Although he was born in California, he moved as a young driver to Indiana for more racing opportunities, and the relocation gave him a profound respect for Indianapolis. But he was never able to move up the ladder in Indy cars, and instead made a move to NASCAR that initially shut the door on his chances to race at the Brickyard.
But when NASCAR made its debut there in 1994, he finally got his chance.
”Driving into that race track as a kid, picking up Valvoline oil, watching Indy cars there … I hate that I was never there in an Indy car,” he said. ”But to go there and do that in a stock car in their inaugural race was amazing.”
He believes to this day that the Brickyard win propelled him into superstar status.
”All the things that I could dream of, if I could have scripted what it was like to be a professional race car driver, that would be it,” he said. ”To have that moment transcend you, and maybe even your sport to another level to where you become a household name – all of a sudden your face is on billboards and you are signing autographs and getting your picture taken and people are recognizing you and you are making more money than you ever knew you could possibly make and you are part of a team that you are going to every race with a shot at winning – that, to me, that all changed after that day.”

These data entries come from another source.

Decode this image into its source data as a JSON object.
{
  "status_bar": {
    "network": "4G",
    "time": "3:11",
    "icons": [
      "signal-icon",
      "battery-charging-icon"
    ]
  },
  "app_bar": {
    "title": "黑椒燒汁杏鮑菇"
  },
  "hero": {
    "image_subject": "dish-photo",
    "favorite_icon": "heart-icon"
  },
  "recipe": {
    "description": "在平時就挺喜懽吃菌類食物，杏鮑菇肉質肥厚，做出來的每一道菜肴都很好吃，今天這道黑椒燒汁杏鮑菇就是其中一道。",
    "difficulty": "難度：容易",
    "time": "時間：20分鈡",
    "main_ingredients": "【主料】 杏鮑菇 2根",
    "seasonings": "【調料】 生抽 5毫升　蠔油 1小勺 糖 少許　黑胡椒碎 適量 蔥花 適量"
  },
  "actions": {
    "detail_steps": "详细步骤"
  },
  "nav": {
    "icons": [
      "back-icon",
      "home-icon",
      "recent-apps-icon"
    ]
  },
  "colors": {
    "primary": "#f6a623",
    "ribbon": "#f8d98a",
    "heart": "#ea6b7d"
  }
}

ON WHAT HE’LL MISS MOST: Gordon didn’t use the word ”retire” because he doesn’t want to rule out racing again.
He said he’ll remain with Hendrick Motorsports in a role that hasn’t been revealed yet, but was confident the weekly competition will be a tough void to fill.
”I’m going to miss going out there and getting behind the wheel of the car and knowing that your input, verbally as well as physically, it makes a difference,” he said. ”It’s about experiencing what it’s like to pull into victory lane at Daytona, or Indianapolis, or winning a championship. That’s just an amazing feeling.

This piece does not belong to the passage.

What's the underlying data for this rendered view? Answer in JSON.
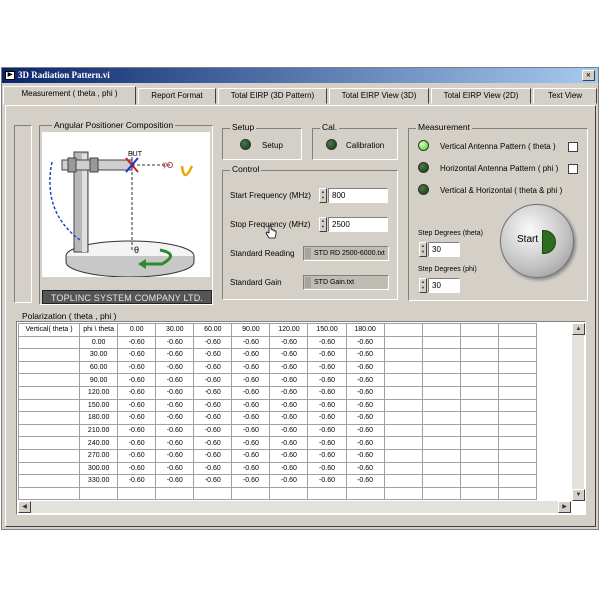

”Even though you lose a lot more than you win, it’s those moments of being proud of what role you played in it. That’s going to be tough to fulfill. Unless I’m in a competitive environment, I am going to yearn for that.”
ON HIS FINAL SEASON: Gordon didn’t want to be a driver who goes out with a sappy farewell tour in which he receives parting gifts from every track. But he had to announce his decision, and it made for a very emotional day filled with tears that he insisted were out of happiness.
Still, he acknowledges there’s some uneasiness about life outside the No. 24.
”Of course I’m nervous. I don’t know what it’s going to be like when I take that last lap,” he said.
But, for now, he’s focused on one final season.
”I’m pumped up and excited about this year and keeping the momentum from last year and go out on top,” he said.